My wife is a total kid. That's why I love her. I don't know how she does it, but she just loves to go to kid events. I roll my eyes as she begs me to do these God awful things with her, like attending fairs, and just recently, The Great Jack O'Lantern Pumpkin Blaze. For an agoraphobic to be in the midst of thousands of people (and screaming little children) is not my idea of fun. I'm not trying to be a "Debbie Downer", but I'm one of those types of people that'll give you the stink eye if your kid is crying and screaming in a restaurant. And now that I was on their territory (so to speak) -- I couldn't complain about screaming kids. I had to become one with them. So as we started to form a long line to hand in our tickets to get into this event, my anxiety was creeping in with each scream, cry and tantrum a child gave off because they were getting impatient. Double strollers, kids losing their parents in the pitch dark and parents screaming at their kids to behave -- it was a scene that I have always dreaded.
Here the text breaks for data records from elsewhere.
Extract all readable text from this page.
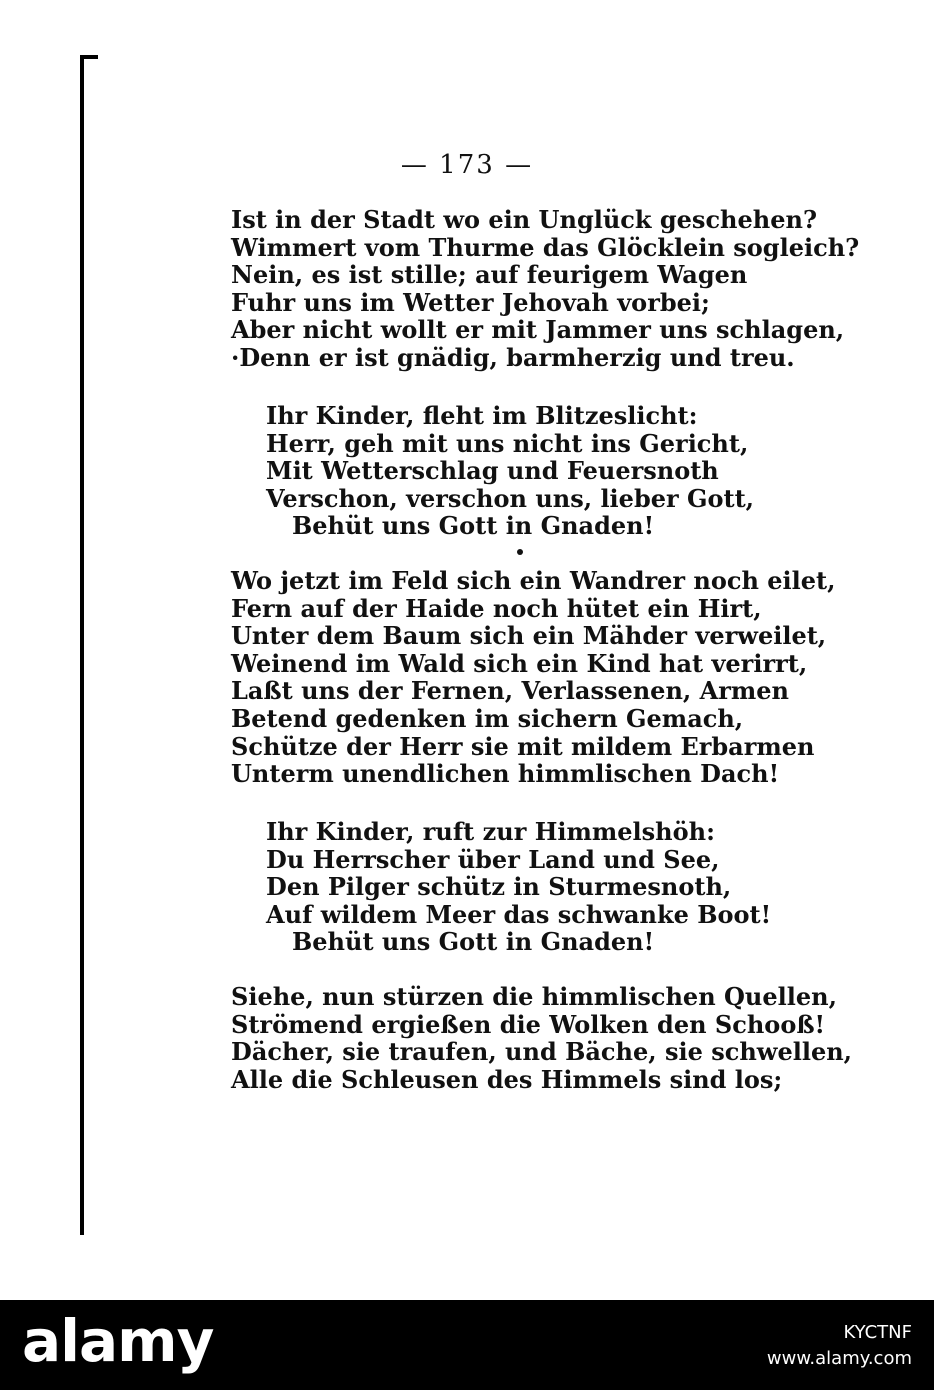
— 173 —
Ist in der Stadt wo ein Unglück geschehen?
Wimmert vom Thurme das Glöcklein sogleich?
Nein, es ist stille; auf feurigem Wagen
Fuhr uns im Wetter Jehovah vorbei;
Aber nicht wollt er mit Jammer uns schlagen,
·Denn er ist gnädig, barmherzig und treu.
Ihr Kinder, fleht im Blitzeslicht:
Herr, geh mit uns nicht ins Gericht,
Mit Wetterschlag und Feuersnoth
Verschon, verschon uns, lieber Gott,
Behüt uns Gott in Gnaden!
Wo jetzt im Feld sich ein Wandrer noch eilet,
Fern auf der Haide noch hütet ein Hirt,
Unter dem Baum sich ein Mähder verweilet,
Weinend im Wald sich ein Kind hat verirrt,
Laßt uns der Fernen, Verlassenen, Armen
Betend gedenken im sichern Gemach,
Schütze der Herr sie mit mildem Erbarmen
Unterm unendlichen himmlischen Dach!
Ihr Kinder, ruft zur Himmelshöh:
Du Herrscher über Land und See,
Den Pilger schütz in Sturmesnoth,
Auf wildem Meer das schwanke Boot!
Behüt uns Gott in Gnaden!
Siehe, nun stürzen die himmlischen Quellen,
Strömend ergießen die Wolken den Schooß!
Dächer, sie traufen, und Bäche, sie schwellen,
Alle die Schleusen des Himmels sind los;
alamy	KYCTNF
www.alamy.com
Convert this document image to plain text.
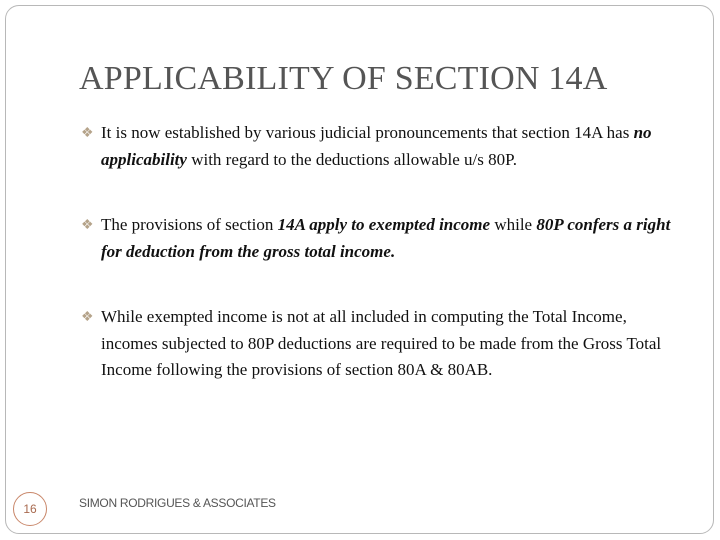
APPLICABILITY OF SECTION 14A
❖ It is now established by various judicial pronouncements that section 14A has no applicability with regard to the deductions allowable u/s 80P.
❖ The provisions of section 14A apply to exempted income while 80P confers a right for deduction from the gross total income.
❖ While exempted income is not at all included in computing the Total Income, incomes subjected to 80P deductions are required to be made from the Gross Total Income following the provisions of section 80A & 80AB.
16	SIMON RODRIGUES & ASSOCIATES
When we finally entered the dark stone path leading up to all the pumpkin sculptures and scenery, it was hard to stop and take pictures. Some kid would plow into you while other children plowed into them, causing this strange and clumsy domino effect. Then, the road narrowed into this uphill climb with no lights guide us -- just a candle in a lantern every so often as we passed by a pumpkin cemetery scene. Then the line got stuck -- in the pitch dark! So I felt my heart race as my mind said, "Well what if there was an emergency -- how would we get out?' Most agoraphobics need to have a "way out". All the thoughts started racing until I heard this little girl in front of me, she had to have been about four of five years old. She said, "Look at the stars, mommy," with her little tiny voice. As I looked up, there were a million bright stars that lit up the entire sky. It even lit up the path we were on. It was so magical. I was more impressed with the sky than I was with the art work that we could barely see.
Thing is, she was more impressed by God's creation than she was with a manmade carved out pumpkin patches full of zombies and dinosaurs. The whole time, this little girl was just looking up at the sky, not noticing the lit up and scary pumpkin faces. Somehow, she made me forget about my own anxiety, which made me look up into the sky, reminding me that God was with us. I believe angels come in many different forms. This little girl was indeed, my angel.
The line started to move slowly, as we were herded in like cattle. I didn't mind though. My agoraphobia was gone. I was enjoying the crisp fall air, and I was actually admiring and appreciating all the work that went into these hand carved pumpkins and scary sceneries. The property itself was surrounded in old stone paths and beautiful hills of greenery -- it was so magical. I began to see things wth a childlike wonder. I got excited over different sculptures and a house that was lit up in different colors with jack o'lanterns that sat on every ledge.
I also heard my mind say, "This is not a means to get from here to there, it is to enjoy the NOW which is all you have. Stop suffering." And I did. I stopped suffering through it, and started to enjoy every moment. We then came to a huge tent that probably held about 300 people in it. Madelene and I had to hold hands so that we wouldn't lose one another. Again, you're talking about a severely agoraphobic person who does not like to be in the midst crowds. But somehow, it made me feel connected. It made me feel like I was one with all of them. We were all at this event together, enjoying everything it had to offer. The energy of the entire event was so incredibly positive and upbeat. Even the workers were excited to be there. The people who guided you to park were dancing as they led you into your lot.
I could've complained the whole time and let the negative thoughts seep in. Instead, I saw a different way of looking at something that would've typically put me into panic mode. I did it in fear, and when I didn't resist, it didn't persist. The fear left me -- left me with a childlike wonder -- left me with a warm and calm feeling that yes, I can do this again.